Lenovo plans to double its India business within the next three years, driven by strong momentum in Motorola smartphones and rapid growth across infrastructure and services, according to a report by The Economic Times.
Amar Babu, President for Asia Pacific at Lenovo, said India has emerged as one of the company’s fastest-growing markets globally. Growth is being fuelled by rising domestic demand and Lenovo’s strategy of using India as both a consumption market and an innovation base for global operations, he highlighted.
Motorola has been a key driver. The smartphone brand has more than doubled its revenues in India over the past two years. At the same time, Lenovo’s infrastructure and services businesses are recording high double-digit growth, reflecting rising enterprise spending on data centres, cloud and digital solutions.

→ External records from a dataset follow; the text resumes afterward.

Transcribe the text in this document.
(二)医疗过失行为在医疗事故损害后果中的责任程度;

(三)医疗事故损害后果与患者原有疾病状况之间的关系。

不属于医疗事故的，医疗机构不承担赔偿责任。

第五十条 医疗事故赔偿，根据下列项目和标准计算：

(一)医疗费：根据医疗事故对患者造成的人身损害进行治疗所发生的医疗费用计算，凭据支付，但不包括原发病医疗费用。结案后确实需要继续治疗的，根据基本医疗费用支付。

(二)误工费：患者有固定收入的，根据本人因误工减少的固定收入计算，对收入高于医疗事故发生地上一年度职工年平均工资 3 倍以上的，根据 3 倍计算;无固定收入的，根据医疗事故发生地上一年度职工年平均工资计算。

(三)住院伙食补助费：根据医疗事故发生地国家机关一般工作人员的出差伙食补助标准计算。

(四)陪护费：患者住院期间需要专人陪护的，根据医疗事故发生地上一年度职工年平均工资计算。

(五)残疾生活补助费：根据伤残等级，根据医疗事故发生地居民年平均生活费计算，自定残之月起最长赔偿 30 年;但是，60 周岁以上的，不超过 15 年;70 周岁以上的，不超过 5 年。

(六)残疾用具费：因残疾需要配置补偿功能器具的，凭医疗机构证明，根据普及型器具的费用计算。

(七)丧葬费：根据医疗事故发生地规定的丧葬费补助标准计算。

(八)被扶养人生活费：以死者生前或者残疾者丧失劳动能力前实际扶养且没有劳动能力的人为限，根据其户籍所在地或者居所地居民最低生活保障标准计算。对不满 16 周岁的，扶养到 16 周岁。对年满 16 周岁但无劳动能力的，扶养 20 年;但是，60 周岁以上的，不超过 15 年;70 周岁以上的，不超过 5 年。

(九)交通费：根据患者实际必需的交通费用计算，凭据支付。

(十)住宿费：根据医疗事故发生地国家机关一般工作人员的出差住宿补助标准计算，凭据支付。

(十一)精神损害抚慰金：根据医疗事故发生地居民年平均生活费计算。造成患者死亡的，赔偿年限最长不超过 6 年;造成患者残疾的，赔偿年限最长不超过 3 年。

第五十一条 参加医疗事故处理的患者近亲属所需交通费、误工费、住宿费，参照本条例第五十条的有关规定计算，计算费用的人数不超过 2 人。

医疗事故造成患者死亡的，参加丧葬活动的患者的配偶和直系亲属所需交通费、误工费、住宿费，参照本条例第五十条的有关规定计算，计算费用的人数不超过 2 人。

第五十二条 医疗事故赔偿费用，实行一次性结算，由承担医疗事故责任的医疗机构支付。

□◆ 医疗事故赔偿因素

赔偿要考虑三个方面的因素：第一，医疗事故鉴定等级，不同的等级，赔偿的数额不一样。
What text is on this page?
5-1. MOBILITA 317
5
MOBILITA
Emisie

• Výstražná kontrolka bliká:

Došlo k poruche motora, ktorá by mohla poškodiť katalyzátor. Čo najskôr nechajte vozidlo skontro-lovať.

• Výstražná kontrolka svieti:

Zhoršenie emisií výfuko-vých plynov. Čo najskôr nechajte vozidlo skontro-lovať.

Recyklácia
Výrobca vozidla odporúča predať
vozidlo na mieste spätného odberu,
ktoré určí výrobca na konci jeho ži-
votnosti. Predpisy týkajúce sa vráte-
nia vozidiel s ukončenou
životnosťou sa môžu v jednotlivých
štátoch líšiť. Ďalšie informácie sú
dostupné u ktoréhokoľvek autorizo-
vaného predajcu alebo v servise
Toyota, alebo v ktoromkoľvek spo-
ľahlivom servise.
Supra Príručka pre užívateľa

Babu said Lenovo expects this momentum to continue across all business lines. He added that sustained investment in innovation, manufacturing capability and local talent would be critical to achieving the company’s growth targets.
India is also playing a larger role in Lenovo’s product development. The company is designing its mainstream servers locally, while a significant share of software development for Motorola devices is handled by Indian teams. Talent based in India increasingly supports Lenovo’s global operations, not just its domestic business.
While the company did not disclose hiring numbers, Babu said Lenovo would continue to add people and infrastructure ahead of demand. He described India’s talent pool as highly attractive and central to the company’s long-term plans.
Lenovo India reported revenue of $1.2 billion in the September quarter, marking a 23 per cent year-on-year increase. Demand was supported by digitisation, uptake of premium products, and improved consumer sentiment.
Globally, Lenovo has stepped up its focus on artificial intelligence (AI). At Consumer Electronics Show (CES) 2026, the company unveiled Qira, a personal AI agent designed to operate across laptops, tablets and Motorola smartphones.
Qira can summarise notifications, provide real-time transcription and translation, and coordinate tasks across devices. It can operate offline and is expected to become more personalised over time.
Lenovo also announced an AI cloud partnership with NVIDIA to help enterprises train and deploy large-scale AI models.